Shifting Spike Times or Adding and Deleting Spikes-How Different Types of Noise Shape Signal Transmission in Neural Populations.

Abstract

We study a population of spiking neurons which are subject to independent noise processes and a strong common time-dependent input. We show that the response of output spikes to independent noise shapes information transmission of such populations even when information transmission properties of single neurons are left unchanged. In particular, we consider two Poisson models in which independent noise either (i) adds and deletes spikes (AD model) or (ii) shifts spike times (STS model). We show that in both models suprathreshold stochastic resonance (SSR) can be observed, where the information transmitted by a neural population is increased with addition of independent noise. In the AD model, the presence of the SSR effect is robust and independent of the population size or the noise spectral statistics.
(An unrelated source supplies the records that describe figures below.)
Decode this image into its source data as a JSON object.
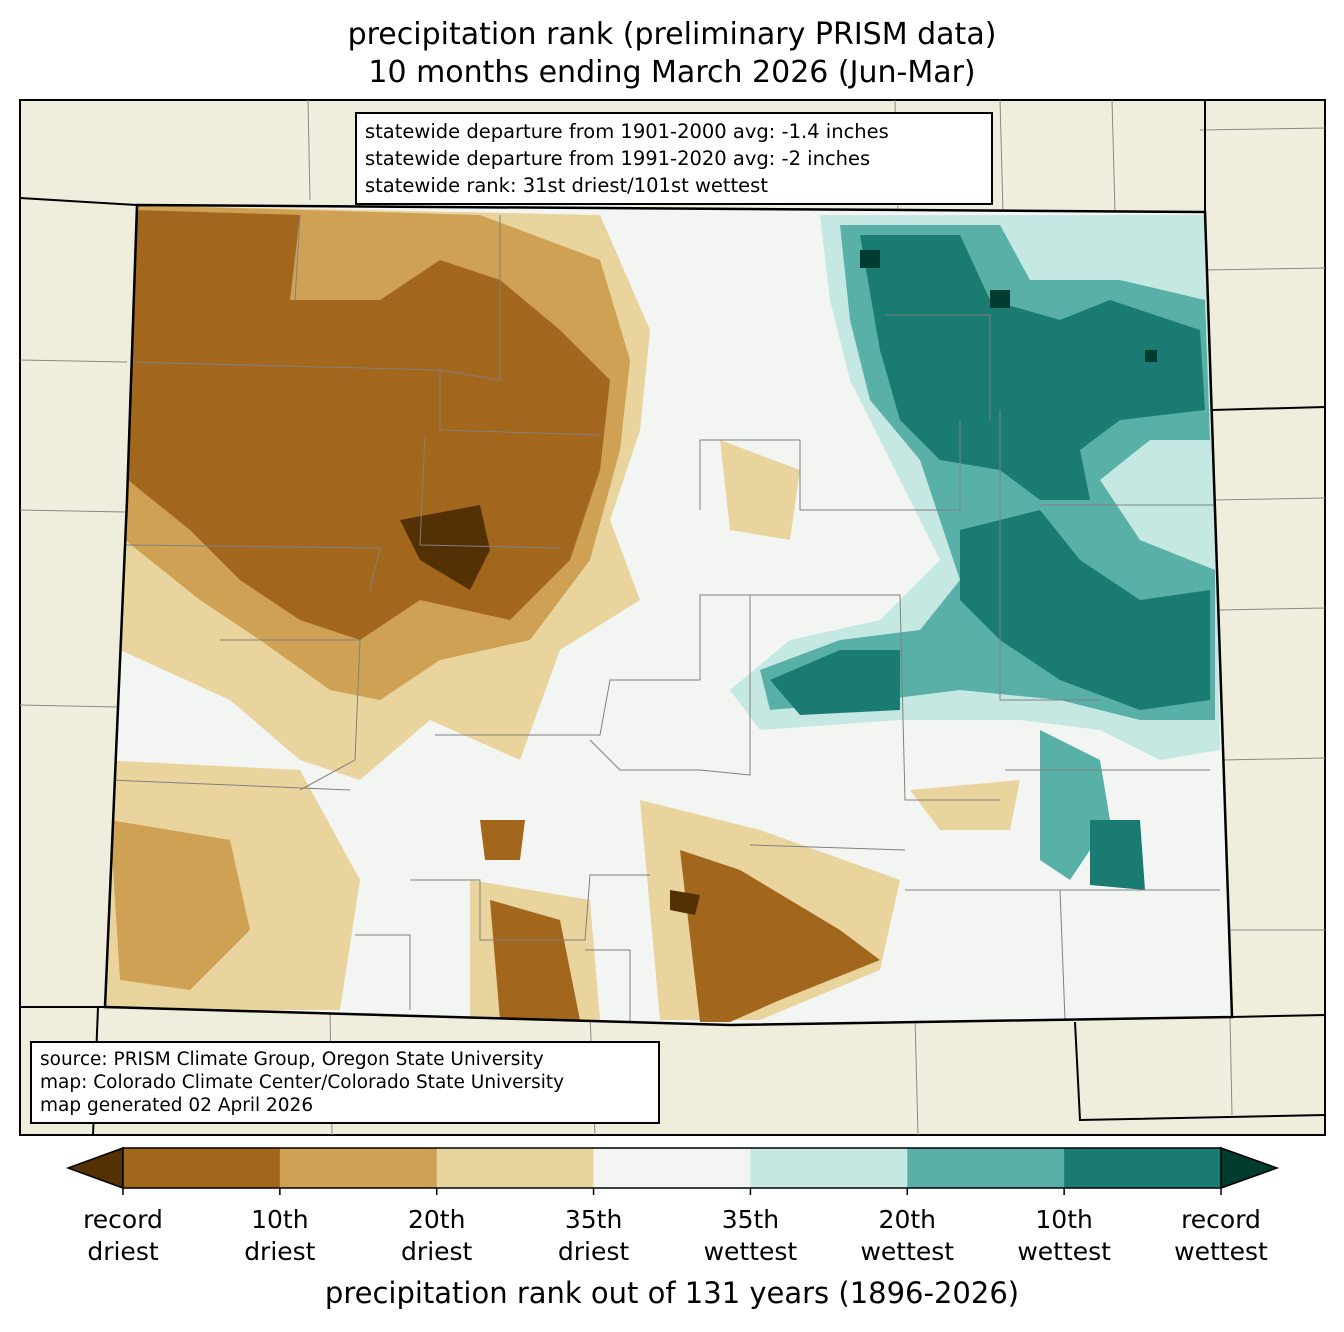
{
  "title": {
    "line1": "precipitation rank (preliminary PRISM data)",
    "line2": "10 months ending March 2026 (Jun-Mar)"
  },
  "stats_box": {
    "lines": [
      "statewide departure from 1901-2000 avg: -1.4 inches",
      "statewide departure from 1991-2020 avg: -2 inches",
      "statewide rank: 31st driest/101st wettest"
    ]
  },
  "credits_box": {
    "lines": [
      "source: PRISM Climate Group, Oregon State University",
      "map: Colorado Climate Center/Colorado State University",
      "map generated 02 April 2026"
    ]
  },
  "colorbar": {
    "label": "precipitation rank out of 131 years (1896-2026)",
    "ticks": [
      {
        "line1": "record",
        "line2": "driest"
      },
      {
        "line1": "10th",
        "line2": "driest"
      },
      {
        "line1": "20th",
        "line2": "driest"
      },
      {
        "line1": "35th",
        "line2": "driest"
      },
      {
        "line1": "35th",
        "line2": "wettest"
      },
      {
        "line1": "20th",
        "line2": "wettest"
      },
      {
        "line1": "10th",
        "line2": "wettest"
      },
      {
        "line1": "record",
        "line2": "wettest"
      }
    ],
    "colors": {
      "below_record_dry": "#543005",
      "segments": [
        "#a3661d",
        "#cfa155",
        "#e9d49d",
        "#f3f5f3",
        "#c5e9e2",
        "#58b0a6",
        "#1a7b73"
      ],
      "above_record_wet": "#013c30"
    }
  },
  "map_colors": {
    "background": "#efeedd",
    "state_border": "#000000",
    "county_border": "#808080"
  }
}
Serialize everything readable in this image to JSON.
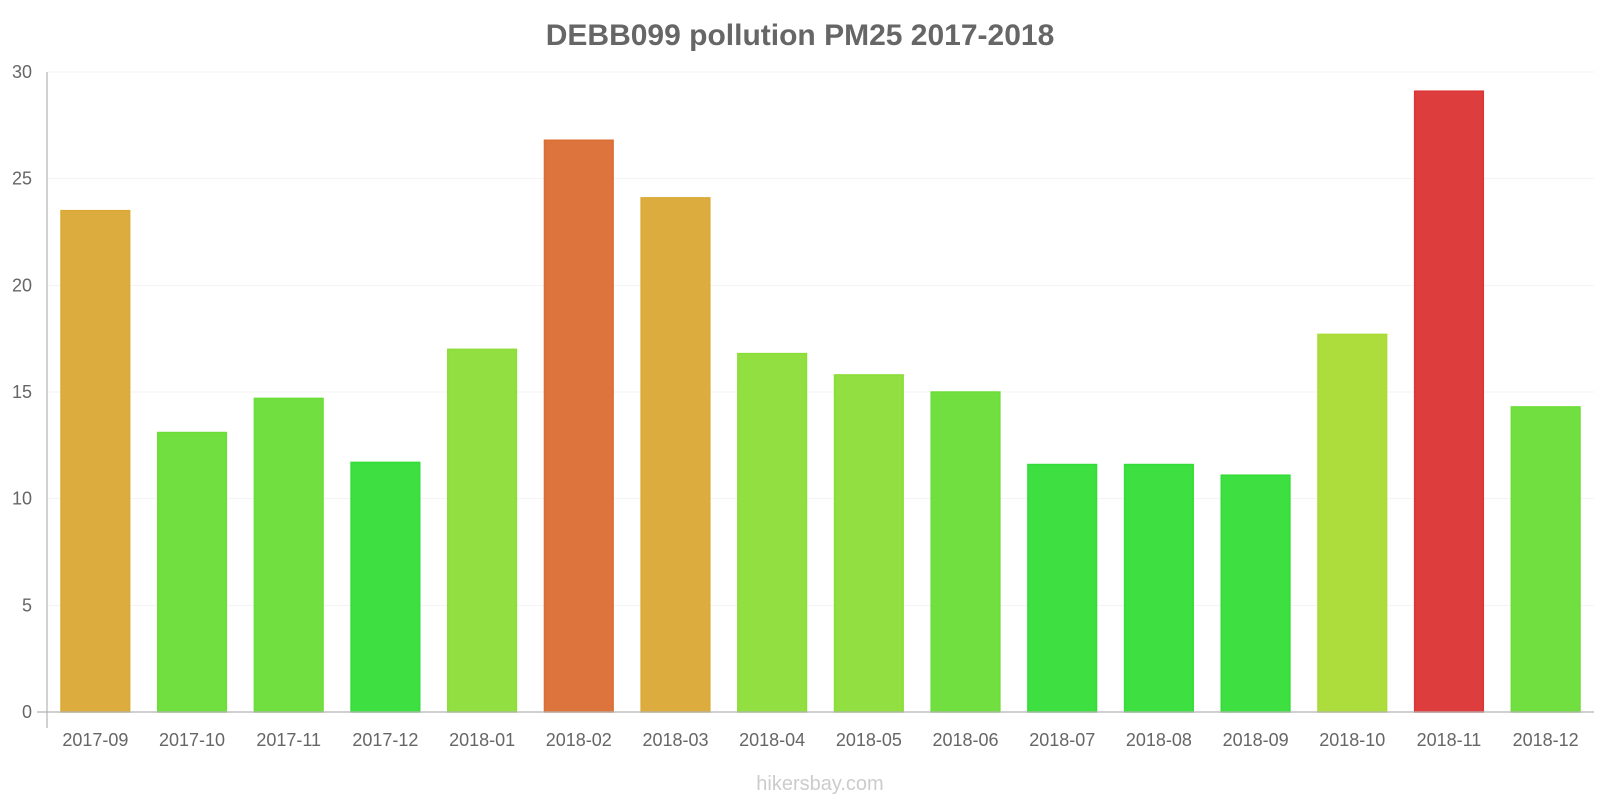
{
  "chart_data": {
    "type": "bar",
    "title": "DEBB099 pollution PM25 2017-2018",
    "xlabel": "",
    "ylabel": "",
    "ylim": [
      0,
      30
    ],
    "yticks": [
      0,
      5,
      10,
      15,
      20,
      25,
      30
    ],
    "grid": true,
    "categories": [
      "2017-09",
      "2017-10",
      "2017-11",
      "2017-12",
      "2018-01",
      "2018-02",
      "2018-03",
      "2018-04",
      "2018-05",
      "2018-06",
      "2018-07",
      "2018-08",
      "2018-09",
      "2018-10",
      "2018-11",
      "2018-12"
    ],
    "values": [
      23.5,
      13.1,
      14.7,
      11.7,
      17.0,
      26.8,
      24.1,
      16.8,
      15.8,
      15.0,
      11.6,
      11.6,
      11.1,
      17.7,
      29.1,
      14.3
    ],
    "colors": [
      "#DAA934",
      "#6ADD37",
      "#6ADD37",
      "#33DD37",
      "#8BDD37",
      "#DB6D33",
      "#DAA934",
      "#8BDD37",
      "#8BDD37",
      "#6ADD37",
      "#33DD37",
      "#33DD37",
      "#33DD37",
      "#A9DB33",
      "#DB3433",
      "#6ADD37"
    ]
  },
  "footer": {
    "source": "hikersbay.com"
  }
}
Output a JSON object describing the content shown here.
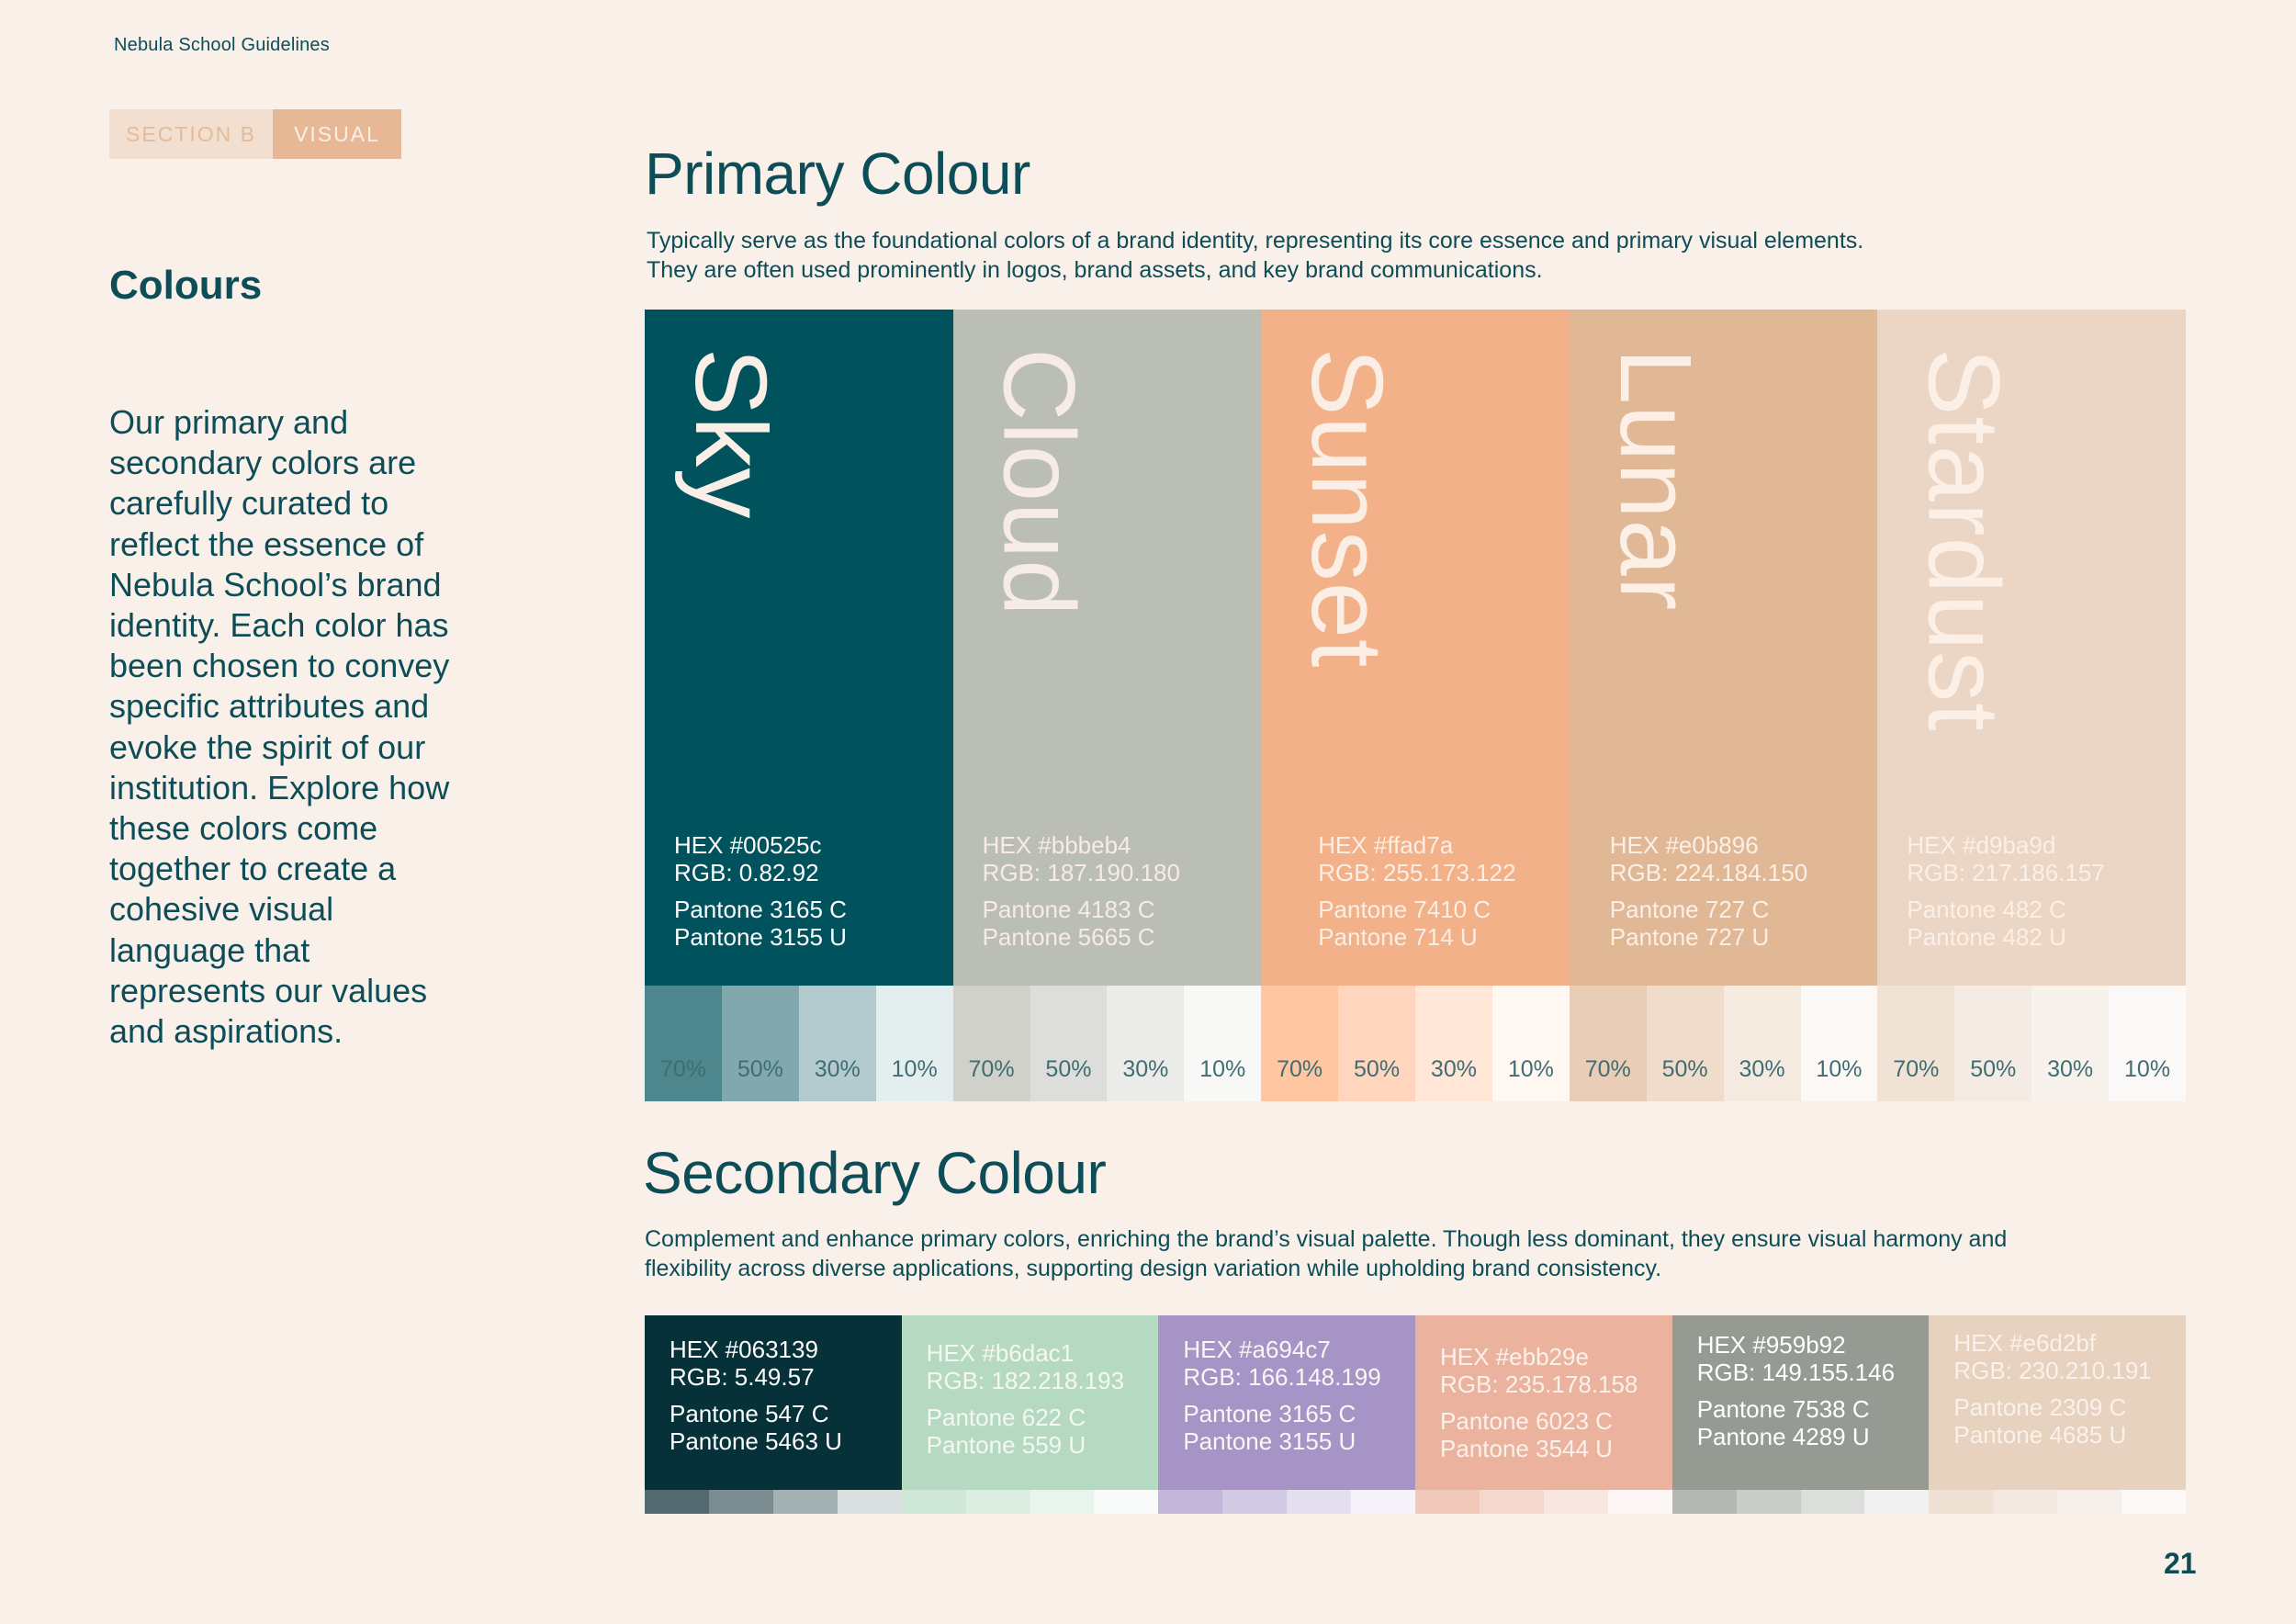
{
  "header": {
    "title": "Nebula School Guidelines"
  },
  "section_tag": {
    "section": "SECTION B",
    "visual": "VISUAL"
  },
  "sidebar": {
    "heading": "Colours",
    "body": "Our primary and secondary colors are carefully curated to reflect the essence of Nebula School’s brand identity. Each color has been chosen to convey specific attributes and evoke the spirit of our institution. Explore how these colors come together to create a cohesive visual language that represents our values and aspirations."
  },
  "primary": {
    "title": "Primary Colour",
    "description_line1": "Typically serve as the foundational colors of a brand identity, representing its core essence and primary visual elements.",
    "description_line2": "They are often used prominently in logos, brand assets, and key brand communications.",
    "colors": [
      {
        "name": "Sky",
        "hex": "HEX #00525c",
        "rgb": "RGB: 0.82.92",
        "pantone_c": "Pantone 3165 C",
        "pantone_u": "Pantone 3155 U",
        "bg": "#00525c",
        "name_color": "#faefe6",
        "text_color": "#ffffff",
        "tints": [
          {
            "label": "70%",
            "bg": "#4d868c"
          },
          {
            "label": "50%",
            "bg": "#80a8ad"
          },
          {
            "label": "30%",
            "bg": "#b3cbce"
          },
          {
            "label": "10%",
            "bg": "#e5eeee"
          }
        ]
      },
      {
        "name": "Cloud",
        "hex": "HEX #bbbeb4",
        "rgb": "RGB: 187.190.180",
        "pantone_c": "Pantone 4183 C",
        "pantone_u": "Pantone 5665 C",
        "bg": "#bbbeb4",
        "name_color": "#f6ece5",
        "text_color": "#f6ece5",
        "tints": [
          {
            "label": "70%",
            "bg": "#cfd1ca"
          },
          {
            "label": "50%",
            "bg": "#dddedb"
          },
          {
            "label": "30%",
            "bg": "#ebebe9"
          },
          {
            "label": "10%",
            "bg": "#f8f8f7"
          }
        ]
      },
      {
        "name": "Sunset",
        "hex": "HEX #ffad7a",
        "rgb": "RGB: 255.173.122",
        "pantone_c": "Pantone 7410 C",
        "pantone_u": "Pantone 714 U",
        "bg": "#f2b188",
        "name_color": "#fbeee4",
        "text_color": "#fbeee4",
        "tints": [
          {
            "label": "70%",
            "bg": "#ffc6a2"
          },
          {
            "label": "50%",
            "bg": "#ffd6bd"
          },
          {
            "label": "30%",
            "bg": "#ffe6d7"
          },
          {
            "label": "10%",
            "bg": "#fff7f2"
          }
        ]
      },
      {
        "name": "Lunar",
        "hex": "HEX #e0b896",
        "rgb": "RGB: 224.184.150",
        "pantone_c": "Pantone 727 C",
        "pantone_u": "Pantone 727 U",
        "bg": "#e0b896",
        "name_color": "#fbefe6",
        "text_color": "#fbefe6",
        "tints": [
          {
            "label": "70%",
            "bg": "#e9cdb6"
          },
          {
            "label": "50%",
            "bg": "#efdccb"
          },
          {
            "label": "30%",
            "bg": "#f5eae0"
          },
          {
            "label": "10%",
            "bg": "#fcf8f5"
          }
        ]
      },
      {
        "name": "Stardust",
        "hex": "HEX #d9ba9d",
        "rgb": "RGB: 217.186.157",
        "pantone_c": "Pantone 482 C",
        "pantone_u": "Pantone 482 U",
        "bg": "#ebd6c5",
        "name_color": "#fbefe6",
        "text_color": "#fbefe6",
        "tints": [
          {
            "label": "70%",
            "bg": "#f1e2d6"
          },
          {
            "label": "50%",
            "bg": "#f4ebe4"
          },
          {
            "label": "30%",
            "bg": "#f8f2ed"
          },
          {
            "label": "10%",
            "bg": "#fbf9f7"
          }
        ]
      }
    ]
  },
  "secondary": {
    "title": "Secondary Colour",
    "description_line1": "Complement and enhance primary colors, enriching the brand’s visual palette. Though less dominant, they ensure visual harmony and",
    "description_line2": "flexibility across diverse applications, supporting design variation while upholding brand consistency.",
    "colors": [
      {
        "hex": "HEX #063139",
        "rgb": "RGB: 5.49.57",
        "pantone_c": "Pantone 547 C",
        "pantone_u": "Pantone 5463 U",
        "bg": "#063139",
        "text_color": "#ffffff",
        "tints": [
          "#526a6f",
          "#7a8c90",
          "#a4b1b3",
          "#d9dedf"
        ]
      },
      {
        "hex": "HEX #b6dac1",
        "rgb": "RGB: 182.218.193",
        "pantone_c": "Pantone 622 C",
        "pantone_u": "Pantone 559 U",
        "bg": "#b6dac1",
        "text_color": "#f5f7f2",
        "tints": [
          "#cfe7d6",
          "#dcede1",
          "#e9f4ec",
          "#f8fbf9"
        ]
      },
      {
        "hex": "HEX #a694c7",
        "rgb": "RGB: 166.148.199",
        "pantone_c": "Pantone 3165 C",
        "pantone_u": "Pantone 3155 U",
        "bg": "#a694c7",
        "text_color": "#fbf5f4",
        "tints": [
          "#c2b6d9",
          "#d2cae3",
          "#e4dfee",
          "#f6f4fa"
        ]
      },
      {
        "hex": "HEX #ebb29e",
        "rgb": "RGB: 235.178.158",
        "pantone_c": "Pantone 6023 C",
        "pantone_u": "Pantone 3544 U",
        "bg": "#ebb29e",
        "text_color": "#fbf1ec",
        "tints": [
          "#f1c9bb",
          "#f4d8ce",
          "#f8e7e1",
          "#fcf6f4"
        ]
      },
      {
        "hex": "HEX #959b92",
        "rgb": "RGB: 149.155.146",
        "pantone_c": "Pantone 7538 C",
        "pantone_u": "Pantone 4289 U",
        "bg": "#959b92",
        "text_color": "#ffffff",
        "tints": [
          "#b4b8b2",
          "#c9ccc7",
          "#dcdedb",
          "#f0f1f0"
        ]
      },
      {
        "hex": "HEX #e6d2bf",
        "rgb": "RGB: 230.210.191",
        "pantone_c": "Pantone 2309 C",
        "pantone_u": "Pantone 4685 U",
        "bg": "#e6d2bf",
        "text_color": "#faf1ea",
        "tints": [
          "#eee0d3",
          "#f2e8df",
          "#f6efe9",
          "#fbf8f5"
        ]
      }
    ]
  },
  "page_number": "21"
}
In the STS model, the information transmission properties of the population are determined by the spectral statistics of the noise, leading to a strongly increased effect of SSR in some regimes, or an absence of SSR in others. Furthermore, we observe a high-pass filtering of information in the STS model that is absent in the AD model. We quantify information transmission by means of the lower bound on the mutual information rate and the spectral coherence function. To this end, we derive the signal-output cross-spectrum, the output power spectrum, and the cross-spectrum of two spike trains for both models analytically.